LE GRAND DÉCALAGE ENTRE L’ÉCOLE ET LES RÉALITÉS DU PAYS
Le système éducatif tchadien demeure, dans ses grandes orientations, fortement marqué par un modèle hérité de la période coloniale, un système qui formait essentiellement pour devenir maître communautaire, traducteur, auxiliaire administratif ou fonctionnaire. À l’époque, la réussite sociale se résumait souvent à une phrase : « Mon fils est fonctionnaire », « mon mari est fonctionnaire ». Il faut, aujourd’hui, avoir le courage de reconnaître que le monde a profondément changé.
Le Tchad peut-il construire une économie moderne avec un système éducatif qui reste largement organisé selon une logique conçue pour une autre époque ? Nous devons traiter de cette question sans complexe, sans ambages et surtout avec la volonté de sauver l’avenir de notre pays.
Depuis plus de cinquante ans, le Tchad a connu des transformations considérables. La population a augmenté, les villes se sont développées, les technologies ont bouleversé les métiers, le numérique transforme les entreprises et l’intelligence artificielle commence déjà à modifier profondément le monde du travail. Mais l’école n’a pas évolué au même rythme. « Nous continuons encore largement à concevoir l’éducation comme un parcours linéaire qui conduit de l’école au diplôme, puis du diplôme à la recherche d’un emploi, souvent dans l’administration, les entreprises ou les organisations existantes.», affirme-t-il.
Or, un pays ne peut pas se développer durablement en formant principalement des demandeurs d’emploi. Il doit former des producteurs, des entrepreneurs, des techniciens, des ingénieurs, des agriculteurs modernes, des artisans qualifiés, des chercheurs, des innovateurs et, surtout, des citoyens capables de résoudre les problèmes de leur société.

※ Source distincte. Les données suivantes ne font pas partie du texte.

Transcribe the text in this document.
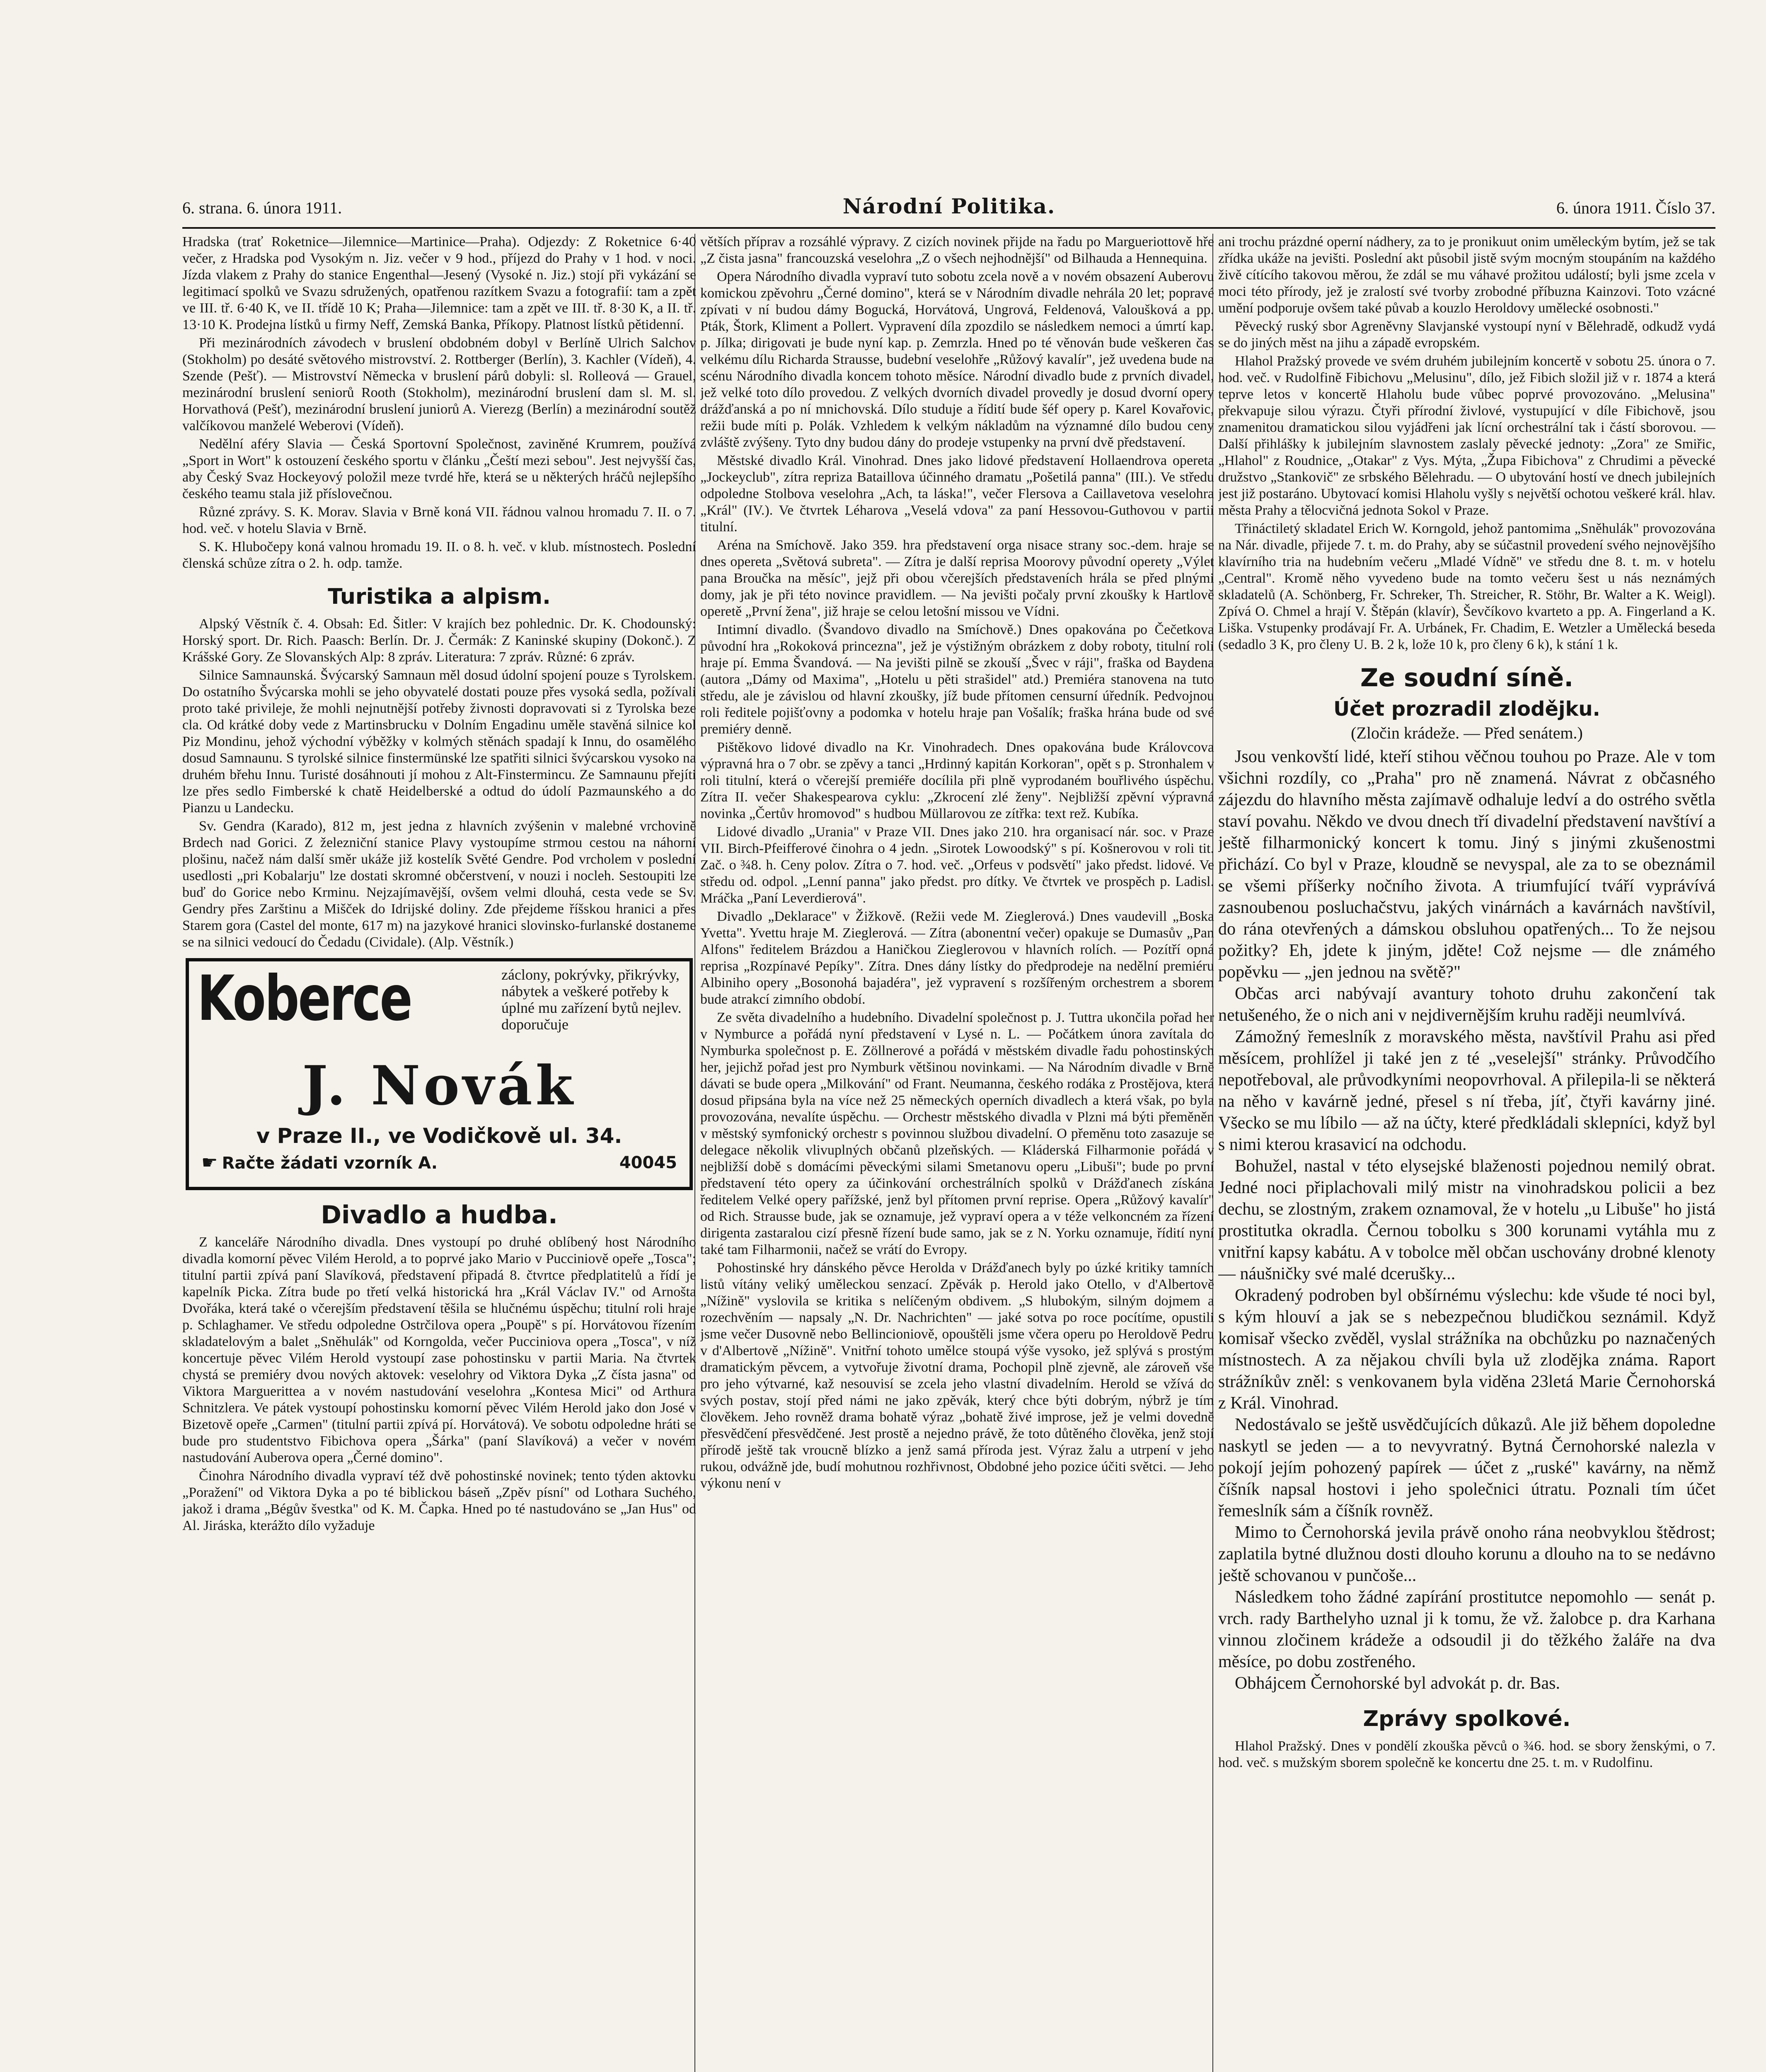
6. strana. 6. února 1911.	Národní Politika.	6. února 1911. Číslo 37.

Hradska (trať Roketnice—Jilemnice—Martinice—Praha). Odjezdy: Z Roketnice 6·40 večer, z Hradska pod Vysokým n. Jiz. večer v 9 hod., příjezd do Prahy v 1 hod. v noci. Jízda vlakem z Prahy do stanice Engenthal—Jesený (Vysoké n. Jiz.) stojí při vykázání se legitimací spolků ve Svazu sdružených, opatřenou razítkem Svazu a fotografií: tam a zpět ve III. tř. 6·40 K, ve II. třídě 10 K; Praha—Jilemnice: tam a zpět ve III. tř. 8·30 K, a II. tř. 13·10 K. Prodejna lístků u firmy Neff, Zemská Banka, Příkopy. Platnost lístků pětidenní.

Při mezinárodních závodech v bruslení obdobném dobyl v Berlíně Ulrich Salchov (Stokholm) po desáté světového mistrovství. 2. Rottberger (Berlín), 3. Kachler (Vídeň), 4. Szende (Pešť). — Mistrovství Německa v bruslení párů dobyli: sl. Rolleová — Grauel, mezinárodní bruslení seniorů Rooth (Stokholm), mezinárodní bruslení dam sl. M. sl. Horvathová (Pešť), mezinárodní bruslení juniorů A. Vierezg (Berlín) a mezinárodní soutěž valčíkovou manželé Weberovi (Vídeň).

Nedělní aféry Slavia — Česká Sportovní Společnost, zaviněné Krumrem, používá „Sport in Wort" k ostouzení českého sportu v článku „Čeští mezi sebou". Jest nejvyšší čas, aby Český Svaz Hockeyový položil meze tvrdé hře, která se u některých hráčů nejlepšího českého teamu stala již příslovečnou.

Různé zprávy. S. K. Morav. Slavia v Brně koná VII. řádnou valnou hromadu 7. II. o 7. hod. več. v hotelu Slavia v Brně.

S. K. Hlubočepy koná valnou hromadu 19. II. o 8. h. več. v klub. místnostech. Poslední členská schůze zítra o 2. h. odp. tamže.

Turistika a alpism.

Alpský Věstník č. 4. Obsah: Ed. Šitler: V krajích bez pohlednic. Dr. K. Chodounský: Horský sport. Dr. Rich. Paasch: Berlín. Dr. J. Čermák: Z Kaninské skupiny (Dokonč.). Z Krášské Gory. Ze Slovanských Alp: 8 zpráv. Literatura: 7 zpráv. Různé: 6 zpráv.

Silnice Samnaunská. Švýcarský Samnaun měl dosud údolní spojení pouze s Tyrolskem. Do ostatního Švýcarska mohli se jeho obyvatelé dostati pouze přes vysoká sedla, požívali proto také privileje, že mohli nejnutnější potřeby živnosti dopravovati si z Tyrolska beze cla. Od krátké doby vede z Martinsbrucku v Dolním Engadinu uměle stavěná silnice kol Piz Mondinu, jehož východní výběžky v kolmých stěnách spadají k Innu, do osamělého dosud Samnaunu. S tyrolské silnice finstermünské lze spatřiti silnici švýcarskou vysoko na druhém břehu Innu. Turisté dosáhnouti jí mohou z Alt-Finstermincu. Ze Samnaunu přejíti lze přes sedlo Fimberské k chatě Heidelberské a odtud do údolí Pazmaunského a do Pianzu u Landecku.

Sv. Gendra (Karado), 812 m, jest jedna z hlavních zvýšenin v malebné vrchovině Brdech nad Gorici. Z železniční stanice Plavy vystoupíme strmou cestou na náhorní plošinu, načež nám další směr ukáže již kostelík Světé Gendre. Pod vrcholem v poslední usedlosti „pri Kobalarju" lze dostati skromné občerstvení, v nouzi i nocleh. Sestoupiti lze buď do Gorice nebo Krminu. Nejzajímavější, ovšem velmi dlouhá, cesta vede se Sv. Gendry přes Zarštinu a Mišček do Idrijské doliny. Zde přejdeme říšskou hranici a přes Starem gora (Castel del monte, 617 m) na jazykové hranici slovinsko-furlanské dostaneme se na silnici vedoucí do Čedadu (Cividale). (Alp. Věstník.)

Koberce	záclony, pokrývky, přikrývky, nábytek a veškeré potřeby k úplné mu zařízení bytů nejlev. doporučuje
J. Novák
v Praze II., ve Vodičkově ul. 34.
☛ Račte žádati vzorník A.	40045
Divadlo a hudba.

Z kanceláře Národního divadla. Dnes vystoupí po druhé oblíbený host Národního divadla komorní pěvec Vilém Herold, a to poprvé jako Mario v Pucciniově opeře „Tosca"; titulní partii zpívá paní Slavíková, představení připadá 8. čtvrtce předplatitelů a řídí je kapelník Picka. Zítra bude po třetí velká historická hra „Král Václav IV." od Arnošta Dvořáka, která také o včerejším představení těšila se hlučnému úspěchu; titulní roli hraje p. Schlaghamer. Ve středu odpoledne Ostrčilova opera „Poupě" s pí. Horvátovou řízením skladatelovým a balet „Sněhulák" od Korngolda, večer Pucciniova opera „Tosca", v níž koncertuje pěvec Vilém Herold vystoupí zase pohostinsku v partii Maria. Na čtvrtek chystá se premiéry dvou nových aktovek: veselohry od Viktora Dyka „Z čísta jasna" od Viktora Marguerittea a v novém nastudování veselohra „Kontesa Mici" od Arthura Schnitzlera. Ve pátek vystoupí pohostinsku komorní pěvec Vilém Herold jako don José v Bizetově opeře „Carmen" (titulní partii zpívá pí. Horvátová). Ve sobotu odpoledne hráti se bude pro studentstvo Fibichova opera „Šárka" (paní Slavíková) a večer v novém nastudování Auberova opera „Černé domino".

Činohra Národního divadla vypraví též dvě pohostinské novinek; tento týden aktovku „Poražení" od Viktora Dyka a po té biblickou báseň „Zpěv písní" od Lothara Suchého, jakož i drama „Bégův švestka" od K. M. Čapka. Hned po té nastudováno se „Jan Hus" od Al. Jiráska, kterážto dílo vyžaduje

větších příprav a rozsáhlé výpravy. Z cizích novinek přijde na řadu po Margueriottově hře „Z čista jasna" francouzská veselohra „Z o všech nejhodnější" od Bilhauda a Hennequina.

Opera Národního divadla vypraví tuto sobotu zcela nově a v novém obsazení Auberovu komickou zpěvohru „Černé domino", která se v Národním divadle nehrála 20 let; popravé zpívati v ní budou dámy Bogucká, Horvátová, Ungrová, Feldenová, Valoušková a pp. Pták, Štork, Kliment a Pollert. Vypravení díla zpozdilo se následkem nemoci a úmrtí kap. p. Jílka; dirigovati je bude nyní kap. p. Zemrzla. Hned po té věnován bude veškeren čas velkému dílu Richarda Strausse, budební veselohře „Růžový kavalír", jež uvedena bude na scénu Národního divadla koncem tohoto měsíce. Národní divadlo bude z prvních divadel, jež velké toto dílo provedou. Z velkých dvorních divadel provedly je dosud dvorní opery drážďanská a po ní mnichovská. Dílo studuje a řídití bude šéf opery p. Karel Kovařovic, režii bude míti p. Polák. Vzhledem k velkým nákladům na významné dílo budou ceny zvláště zvýšeny. Tyto dny budou dány do prodeje vstupenky na první dvě představení.

Městské divadlo Král. Vinohrad. Dnes jako lidové představení Hollaendrova opereta „Jockeyclub", zítra repriza Bataillova účinného dramatu „Pošetilá panna" (III.). Ve středu odpoledne Stolbova veselohra „Ach, ta láska!", večer Flersova a Caillavetova veselohra „Král" (IV.). Ve čtvrtek Léharova „Veselá vdova" za paní Hessovou-Guthovou v partii titulní.

Aréna na Smíchově. Jako 359. hra představení orga nisace strany soc.-dem. hraje se dnes opereta „Světová subreta". — Zítra je další reprisa Moorovy původní operety „Výlet pana Broučka na měsíc", jejž při obou včerejších představeních hrála se před plnými domy, jak je při této novince pravidlem. — Na jevišti počaly první zkoušky k Hartlově operetě „První žena", již hraje se celou letošní missou ve Vídni.

Intimní divadlo. (Švandovo divadlo na Smíchově.) Dnes opakována po Čečetkova původní hra „Rokoková princezna", jež je výstižným obrázkem z doby roboty, titulní roli hraje pí. Emma Švandová. — Na jevišti pilně se zkouší „Švec v ráji", fraška od Baydena (autora „Dámy od Maxima", „Hotelu u pěti strašidel" atd.) Premiéra stanovena na tuto středu, ale je závislou od hlavní zkoušky, jíž bude přítomen censurní úředník. Pedvojnou roli ředitele pojišťovny a podomka v hotelu hraje pan Vošalík; fraška hrána bude od své premiéry denně.

Pištěkovo lidové divadlo na Kr. Vinohradech. Dnes opakována bude Královcova výpravná hra o 7 obr. se zpěvy a tanci „Hrdinný kapitán Korkoran", opět s p. Stronhalem v roli titulní, která o včerejší premiéře docílila při plně vyprodaném bouřlivého úspěchu. Zítra II. večer Shakespearova cyklu: „Zkrocení zlé ženy". Nejbližší zpěvní výpravná novinka „Čertův hromovod" s hudbou Müllarovou ze zítřka: text rež. Kubíka.

Lidové divadlo „Urania" v Praze VII. Dnes jako 210. hra organisací nár. soc. v Praze VII. Birch-Pfeifferové činohra o 4 jedn. „Sirotek Lowoodský" s pí. Košnerovou v roli tit. Zač. o ¾8. h. Ceny polov. Zítra o 7. hod. več. „Orfeus v podsvětí" jako předst. lidové. Ve středu od. odpol. „Lenní panna" jako předst. pro dítky. Ve čtvrtek ve prospěch p. Ladisl. Mráčka „Paní Leverdierová".

Divadlo „Deklarace" v Žižkově. (Režii vede M. Zieglerová.) Dnes vaudevill „Boska Yvetta". Yvettu hraje M. Zieglerová. — Zítra (abonentní večer) opakuje se Dumasův „Pan Alfons" ředitelem Brázdou a Haničkou Zieglerovou v hlavních rolích. — Pozítří opná reprisa „Rozpínavé Pepíky". Zítra. Dnes dány lístky do předprodeje na nedělní premiéru Albiniho opery „Bosonohá bajadéra", jež vypravení s rozšířeným orchestrem a sborem bude atrakcí zimního období.

Ze světa divadelního a hudebního. Divadelní společnost p. J. Tuttra ukončila pořad her v Nymburce a pořádá nyní představení v Lysé n. L. — Počátkem února zavítala do Nymburka společnost p. E. Zöllnerové a pořádá v městském divadle řadu pohostinských her, jejichž pořad jest pro Nymburk většinou novinkami. — Na Národním divadle v Brně dávati se bude opera „Milkování" od Frant. Neumanna, českého rodáka z Prostějova, která dosud připsána byla na více než 25 německých operních divadlech a která však, po byla provozována, nevalíte úspěchu. — Orchestr městského divadla v Plzni má býti přeměněn v městský symfonický orchestr s povinnou službou divadelní. O přeměnu toto zasazuje se delegace několik vlivuplných občanů plzeňských. — Kláderská Filharmonie pořádá v nejbližší době s domácími pěveckými silami Smetanovu operu „Libuši"; bude po první představení této opery za účinkování orchestrálních spolků v Drážďanech získána ředitelem Velké opery pařížské, jenž byl přítomen první reprise. Opera „Růžový kavalír" od Rich. Strausse bude, jak se oznamuje, jež vypraví opera a v téže velkoncném za řízení dirigenta zastaralou cizí přesně řízení bude samo, jak se z N. Yorku oznamuje, řídití nyní také tam Filharmonii, načež se vrátí do Evropy.

Pohostinské hry dánského pěvce Herolda v Drážďanech byly po úzké kritiky tamních listů vítány veliký uměleckou senzací. Zpěvák p. Herold jako Otello, v d'Albertově „Nížině" vyslovila se kritika s nelíčeným obdivem. „S hlubokým, silným dojmem a rozechvěním — napsaly „N. Dr. Nachrichten" — jaké sotva po roce pocítíme, opustili jsme večer Dusovně nebo Bellincioniově, opouštěli jsme včera operu po Heroldově Pedru v d'Albertově „Nížině". Vnitřní tohoto umělce stoupá výše vysoko, jež splývá s prostým dramatickým pěvcem, a vytvořuje životní drama, Pochopil plně zjevně, ale zároveň vše pro jeho výtvarné, kaž nesouvisí se zcela jeho vlastní divadelním. Herold se vžívá do svých postav, stojí před námi ne jako zpěvák, který chce býti dobrým, nýbrž je tím člověkem. Jeho rovněž drama bohatě výraz „bohatě živé improse, jež je velmi dovedně přesvědčení přesvědčené. Jest prostě a nejedno právě, že toto důtěného člověka, jenž stojí přírodě ještě tak vroucně blízko a jenž samá příroda jest. Výraz žalu a utrpení v jeho rukou, odvážně jde, budí mohutnou rozhřivnost, Obdobné jeho pozice účiti světci. — Jeho výkonu není v

ani trochu prázdné operní nádhery, za to je pronikuut onim uměleckým bytím, jež se tak zřídka ukáže na jevišti. Poslední akt působil jistě svým mocným stoupáním na každého živě cítícího takovou měrou, že zdál se mu váhavé prožitou událostí; byli jsme zcela v moci této přírody, jež je zralostí své tvorby zrobodné příbuzna Kainzovi. Toto vzácné umění podporuje ovšem také půvab a kouzlo Heroldovy umělecké osobnosti."

Pěvecký ruský sbor Agreněvny Slavjanské vystoupí nyní v Bělehradě, odkudž vydá se do jiných měst na jihu a západě evropském.

Hlahol Pražský provede ve svém druhém jubilejním koncertě v sobotu 25. února o 7. hod. več. v Rudolfině Fibichovu „Melusinu", dílo, jež Fibich složil již v r. 1874 a která teprve letos v koncertě Hlaholu bude vůbec poprvé provozováno. „Melusina" překvapuje silou výrazu. Čtyři přírodní živlové, vystupující v díle Fibichově, jsou znamenitou dramatickou silou vyjádřeni jak lícní orchestrální tak i částí sborovou. — Další přihlášky k jubilejním slavnostem zaslaly pěvecké jednoty: „Zora" ze Smiřic, „Hlahol" z Roudnice, „Otakar" z Vys. Mýta, „Župa Fibichova" z Chrudimi a pěvecké družstvo „Stankovič" ze srbského Bělehradu. — O ubytování hostí ve dnech jubilejních jest již postaráno. Ubytovací komisi Hlaholu vyšly s největší ochotou veškeré král. hlav. města Prahy a tělocvičná jednota Sokol v Praze.

Třináctiletý skladatel Erich W. Korngold, jehož pantomima „Sněhulák" provozována na Nár. divadle, přijede 7. t. m. do Prahy, aby se súčastnil provedení svého nejnovějšího klavírního tria na hudebním večeru „Mladé Vídně" ve středu dne 8. t. m. v hotelu „Central". Kromě něho vyvedeno bude na tomto večeru šest u nás neznámých skladatelů (A. Schönberg, Fr. Schreker, Th. Streicher, R. Stöhr, Br. Walter a K. Weigl). Zpívá O. Chmel a hrají V. Štěpán (klavír), Ševčíkovo kvarteto a pp. A. Fingerland a K. Liška. Vstupenky prodávají Fr. A. Urbánek, Fr. Chadim, E. Wetzler a Umělecká beseda (sedadlo 3 K, pro členy U. B. 2 k, lože 10 k, pro členy 6 k), k stání 1 k.

Ze soudní síně.
Účet prozradil zlodějku.
(Zločin krádeže. — Před senátem.)

Jsou venkovští lidé, kteří stihou věčnou touhou po Praze. Ale v tom všichni rozdíly, co „Praha" pro ně znamená. Návrat z občasného zájezdu do hlavního města zajímavě odhaluje ledví a do ostrého světla staví povahu. Někdo ve dvou dnech tří divadelní představení navštíví a ještě filharmonický koncert k tomu. Jiný s jinými zkušenostmi přichází. Co byl v Praze, kloudně se nevyspal, ale za to se obeznámil se všemi příšerky nočního života. A triumfující tváří vyprávívá zasnoubenou posluchačstvu, jakých vinárnách a kavárnách navštívil, do rána otevřených a dámskou obsluhou opatřených... To že nejsou požitky? Eh, jdete k jiným, jděte! Což nejsme — dle známého popěvku — „jen jednou na světě?"

Občas arci nabývají avantury tohoto druhu zakončení tak netušeného, že o nich ani v nejdivernějším kruhu raději neumlvívá.

Zámožný řemeslník z moravského města, navštívil Prahu asi před měsícem, prohlížel ji také jen z té „veselejší" stránky. Průvodčího nepotřeboval, ale průvodkyními neopovrhoval. A přilepila-li se některá na něho v kavárně jedné, přesel s ní třeba, jíť, čtyři kavárny jiné. Všecko se mu líbilo — až na účty, které předkládali sklepníci, když byl s nimi kterou krasavicí na odchodu.

Bohužel, nastal v této elysejské blaženosti pojednou nemilý obrat. Jedné noci připlachovali milý mistr na vinohradskou policii a bez dechu, se zlostným, zrakem oznamoval, že v hotelu „u Libuše" ho jistá prostitutka okradla. Černou tobolku s 300 korunami vytáhla mu z vnitřní kapsy kabátu. A v tobolce měl občan uschovány drobné klenoty — náušničky své malé dcerušky...

Okradený podroben byl obšírnému výslechu: kde všude té noci byl, s kým hlouví a jak se s nebezpečnou bludičkou seznámil. Když komisař všecko zvěděl, vyslal strážníka na obchůzku po naznačených místnostech. A za nějakou chvíli byla už zlodějka známa. Raport strážníkův zněl: s venkovanem byla viděna 23letá Marie Černohorská z Král. Vinohrad.

Nedostávalo se ještě usvědčujících důkazů. Ale již během dopoledne naskytl se jeden — a to nevyvratný. Bytná Černohorské nalezla v pokojí jejím pohozený papírek — účet z „ruské" kavárny, na němž číšník napsal hostovi i jeho společnici útratu. Poznali tím účet řemeslník sám a číšník rovněž.

Mimo to Černohorská jevila právě onoho rána neobvyklou štědrost; zaplatila bytné dlužnou dosti dlouho korunu a dlouho na to se nedávno ještě schovanou v punčoše...

Následkem toho žádné zapírání prostitutce nepomohlo — senát p. vrch. rady Barthelyho uznal ji k tomu, že vž. žalobce p. dra Karhana vinnou zločinem krádeže a odsoudil ji do těžkého žaláře na dva měsíce, po dobu zostřeného.

Obhájcem Černohorské byl advokát p. dr. Bas.

Zprávy spolkové.

Hlahol Pražský. Dnes v pondělí zkouška pěvců o ¾6. hod. se sbory ženskými, o 7. hod. več. s mužským sborem společně ke koncertu dne 25. t. m. v Rudolfinu.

Le système éducatif reste encore fortement orienté vers l’acquisition de connaissances théoriques et l’obtention de diplômes. L’élève apprend à réciter, à restituer et à réussir un examen. Maintenant, avec l’intelligence artificielle, c’est devenu encore plus facile d’accumuler et de restituer des connaissances théoriques. Mais l’élève apprend-il suffisamment à fabriquer, réparer, construire, cultiver de manière moderne, transformer les produits agricoles, créer une entreprise, tenir une comptabilité, utiliser les technologies, développer une application, installer un système solaire, construire un réseau d’eau, transformer le lait, élever du bétail de manière rentable, créer une coopérative, commercialiser un produit, gérer une petite entreprise ou résoudre concrètement un problème de sa communauté et de ses concitoyens ? C’est là que se trouve l’une des grandes faiblesses de notre modèle éducatif.
« Nous avons trop longtemps séparé l’école de la vie». L’enfant passe des années dans une salle de classe, puis sort avec un diplôme et découvre seulement après sa formation les réalités du monde professionnel et économique. Ce qu’il a appris lui permet difficilement de régler un problème concret. Il est temps d’inverser cette logique.
RETROUVER LE LIEN ENTRE LE SAVOIR, LE SAVOIR-FAIRE ET LA VIE
La société traditionnelle possédait un principe pédagogique particulièrement puissant : le jeune était progressivement préparé à devenir utile à sa communauté et à gagner sa vie. Il apprenait auprès de ceux qui maîtrisaient un savoir-faire. Il observait, imitait, pratiquait, commettait des erreurs, recommençait, puis devenait progressivement autonome. Le forgeron transmettait de façon pratique ses techniques à ses apprenants ou enfants. Le cultivateur transmettait ses techniques agricoles. L’éleveur transmettait son savoir. L’artisan formait son apprenti. Le constructeur transmettait son expérience. Le commerçant enseignait progressivement les règles du commerce.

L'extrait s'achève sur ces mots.